E existem perspectivas para mudar esse mercado? Para o especialista, apenas se a legislação atual for alterada e exigir novas garantias de sanidade. Enquanto isso, o Brasil segue perdendo a corrida.
Abate de cavalos cumpre função social, diz especialista
Especialista em equinocultura da Esalq/USP, Roberto Arruda observa que praticamente não há criação de cavalos para engorda no mundo. “Apenas em um pedacinho da França”, diz. O professor ensina que somente é feito o abate de cavalos idosos.
“Pense um carroceiro com um cavalo velho e improdutivo. Ou ele mantém o cavalo sem uso e, ao invés de alimentar o filho, alimenta o animal, ou abandona”, comenta. Segundo ele, isso colabora para o aumento de acidentes nas estradas, além do próprio sofrimento do animal.
Neste sentido, o abate pode inclusive gerar renda extra ao dono do equino. O problema é que, atualmente, para ser aceito nos frigoríficos os animais precisam passar por algumas regras.

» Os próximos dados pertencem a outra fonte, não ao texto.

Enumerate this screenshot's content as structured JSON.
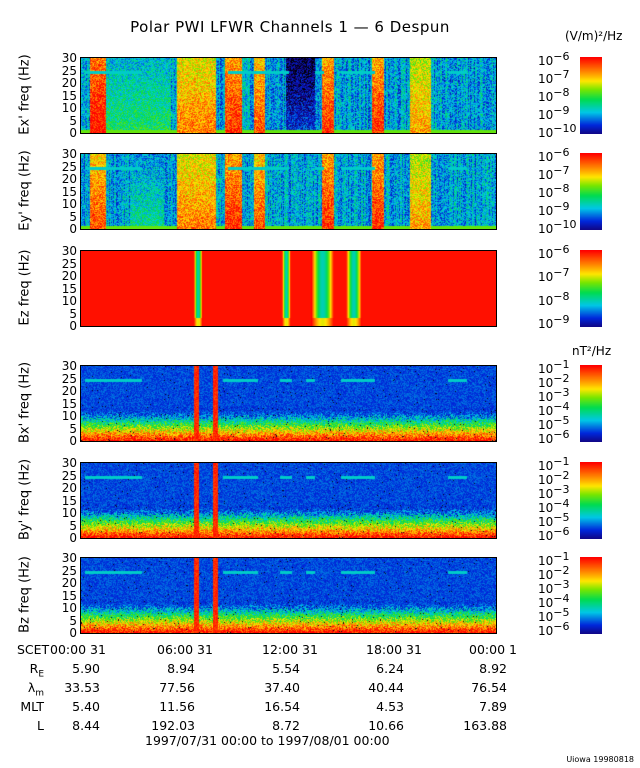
{
  "chart_data": {
    "type": "heatmap",
    "title": "Polar PWI LFWR Channels 1 — 6 Despun",
    "x_range_hours": [
      0,
      24
    ],
    "panels": [
      {
        "id": "ex",
        "ylabel": "Ex' freq (Hz)",
        "yticks": [
          "0",
          "5",
          "10",
          "15",
          "20",
          "25",
          "30"
        ],
        "ylim": [
          0,
          31
        ],
        "colorbar": {
          "unit": "(V/m)²/Hz",
          "ticks": [
            "-6",
            "-7",
            "-8",
            "-9",
            "-10"
          ],
          "range_log": [
            -10.3,
            -6
          ]
        },
        "kind": "E",
        "bursts": [
          [
            0.5,
            1.4,
            1.0
          ],
          [
            1.4,
            5.2,
            0.5
          ],
          [
            5.5,
            7.8,
            0.85
          ],
          [
            8.3,
            9.3,
            0.95
          ],
          [
            10.0,
            10.6,
            0.9
          ],
          [
            11.8,
            13.5,
            0.2
          ],
          [
            13.9,
            14.6,
            0.95
          ],
          [
            16.8,
            17.5,
            0.95
          ],
          [
            19.0,
            20.2,
            0.8
          ]
        ],
        "dashes": [
          [
            0.2,
            3.5
          ],
          [
            8.5,
            12
          ],
          [
            13.5,
            14
          ],
          [
            15,
            17
          ],
          [
            21.2,
            22.3
          ]
        ]
      },
      {
        "id": "ey",
        "ylabel": "Ey' freq (Hz)",
        "yticks": [
          "0",
          "5",
          "10",
          "15",
          "20",
          "25",
          "30"
        ],
        "ylim": [
          0,
          31
        ],
        "colorbar": {
          "unit": "",
          "ticks": [
            "-6",
            "-7",
            "-8",
            "-9",
            "-10"
          ],
          "range_log": [
            -10.3,
            -6
          ]
        },
        "kind": "E",
        "bursts": [
          [
            0.5,
            1.4,
            0.9
          ],
          [
            2.8,
            4.8,
            0.45
          ],
          [
            5.5,
            7.8,
            0.85
          ],
          [
            8.3,
            9.3,
            0.95
          ],
          [
            10.0,
            10.6,
            0.9
          ],
          [
            13.9,
            14.6,
            0.95
          ],
          [
            16.8,
            17.5,
            0.95
          ],
          [
            19.0,
            20.2,
            0.8
          ]
        ],
        "dashes": [
          [
            0.2,
            3.5
          ],
          [
            8.5,
            12
          ],
          [
            13.5,
            14
          ],
          [
            15,
            17
          ],
          [
            21.2,
            22.3
          ]
        ]
      },
      {
        "id": "ez",
        "ylabel": "Ez freq (Hz)",
        "yticks": [
          "0",
          "5",
          "10",
          "15",
          "20",
          "25",
          "30"
        ],
        "ylim": [
          0,
          31
        ],
        "colorbar": {
          "unit": "",
          "ticks": [
            "-6",
            "-7",
            "-8",
            "-9"
          ],
          "range_log": [
            -9.3,
            -6
          ]
        },
        "kind": "Z",
        "gaps": [
          [
            6.5,
            7.0
          ],
          [
            11.6,
            12.1
          ],
          [
            13.3,
            14.6
          ],
          [
            15.3,
            16.2
          ]
        ],
        "dashes": []
      },
      {
        "id": "bx",
        "ylabel": "Bx' freq (Hz)",
        "yticks": [
          "0",
          "5",
          "10",
          "15",
          "20",
          "25",
          "30"
        ],
        "ylim": [
          0,
          31
        ],
        "colorbar": {
          "unit": "nT²/Hz",
          "ticks": [
            "-1",
            "-2",
            "-3",
            "-4",
            "-5",
            "-6"
          ],
          "range_log": [
            -6.5,
            -1
          ]
        },
        "kind": "B",
        "bursts": [
          [
            6.5,
            6.8,
            1.0
          ],
          [
            7.6,
            7.9,
            1.0
          ]
        ],
        "dashes": [
          [
            0.2,
            3.5
          ],
          [
            8.2,
            10.2
          ],
          [
            11.5,
            12.2
          ],
          [
            13,
            13.5
          ],
          [
            15,
            17
          ],
          [
            21.2,
            22.3
          ]
        ]
      },
      {
        "id": "by",
        "ylabel": "By' freq (Hz)",
        "yticks": [
          "0",
          "5",
          "10",
          "15",
          "20",
          "25",
          "30"
        ],
        "ylim": [
          0,
          31
        ],
        "colorbar": {
          "unit": "",
          "ticks": [
            "-1",
            "-2",
            "-3",
            "-4",
            "-5",
            "-6"
          ],
          "range_log": [
            -6.5,
            -1
          ]
        },
        "kind": "B",
        "bursts": [
          [
            6.5,
            6.8,
            1.0
          ],
          [
            7.6,
            7.9,
            1.0
          ]
        ],
        "dashes": [
          [
            0.2,
            3.5
          ],
          [
            8.2,
            10.2
          ],
          [
            11.5,
            12.2
          ],
          [
            13,
            13.5
          ],
          [
            15,
            17
          ],
          [
            21.2,
            22.3
          ]
        ]
      },
      {
        "id": "bz",
        "ylabel": "Bz freq (Hz)",
        "yticks": [
          "0",
          "5",
          "10",
          "15",
          "20",
          "25",
          "30"
        ],
        "ylim": [
          0,
          31
        ],
        "colorbar": {
          "unit": "",
          "ticks": [
            "-1",
            "-2",
            "-3",
            "-4",
            "-5",
            "-6"
          ],
          "range_log": [
            -6.5,
            -1
          ]
        },
        "kind": "B",
        "bursts": [
          [
            6.5,
            6.8,
            1.0
          ],
          [
            7.6,
            7.9,
            1.0
          ]
        ],
        "dashes": [
          [
            0.2,
            3.5
          ],
          [
            8.2,
            10.2
          ],
          [
            11.5,
            12.2
          ],
          [
            13,
            13.5
          ],
          [
            15,
            17
          ],
          [
            21.2,
            22.3
          ]
        ]
      }
    ]
  },
  "axis": {
    "rows": [
      {
        "label": "SCET",
        "sub": "",
        "values": [
          "00:00 31",
          "06:00 31",
          "12:00 31",
          "18:00 31",
          "00:00  1"
        ]
      },
      {
        "label": "R",
        "sub": "E",
        "values": [
          "5.90",
          "8.94",
          "5.54",
          "6.24",
          "8.92"
        ]
      },
      {
        "label": "λ",
        "sub": "m",
        "values": [
          "33.53",
          "77.56",
          "37.40",
          "40.44",
          "76.54"
        ]
      },
      {
        "label": "MLT",
        "sub": "",
        "values": [
          "5.40",
          "11.56",
          "16.54",
          "4.53",
          "7.89"
        ]
      },
      {
        "label": "L",
        "sub": "",
        "values": [
          "8.44",
          "192.03",
          "8.72",
          "10.66",
          "163.88"
        ]
      }
    ],
    "range": "1997/07/31 00:00 to 1997/08/01 00:00"
  },
  "cb_base": "10",
  "credit": "Uiowa 19980818"
}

“Quando cavalo é mal tratado, o frigorífico não aceita. Tem de haver todo um transporte adequado para um abate mais ‘humanitário’. O que se vê na internet são coisas horripilantes, que não acontecem nesses frigoríficos, e o leigo costuma confundir”, explica Arruda.
O especialista completa dizendo ainda que animais que participam de competições esportivas e sociais não são abatidos pois, ao longo da vida, recebem muitos medicamentos, o que inviabiliza o animal para consumo humano.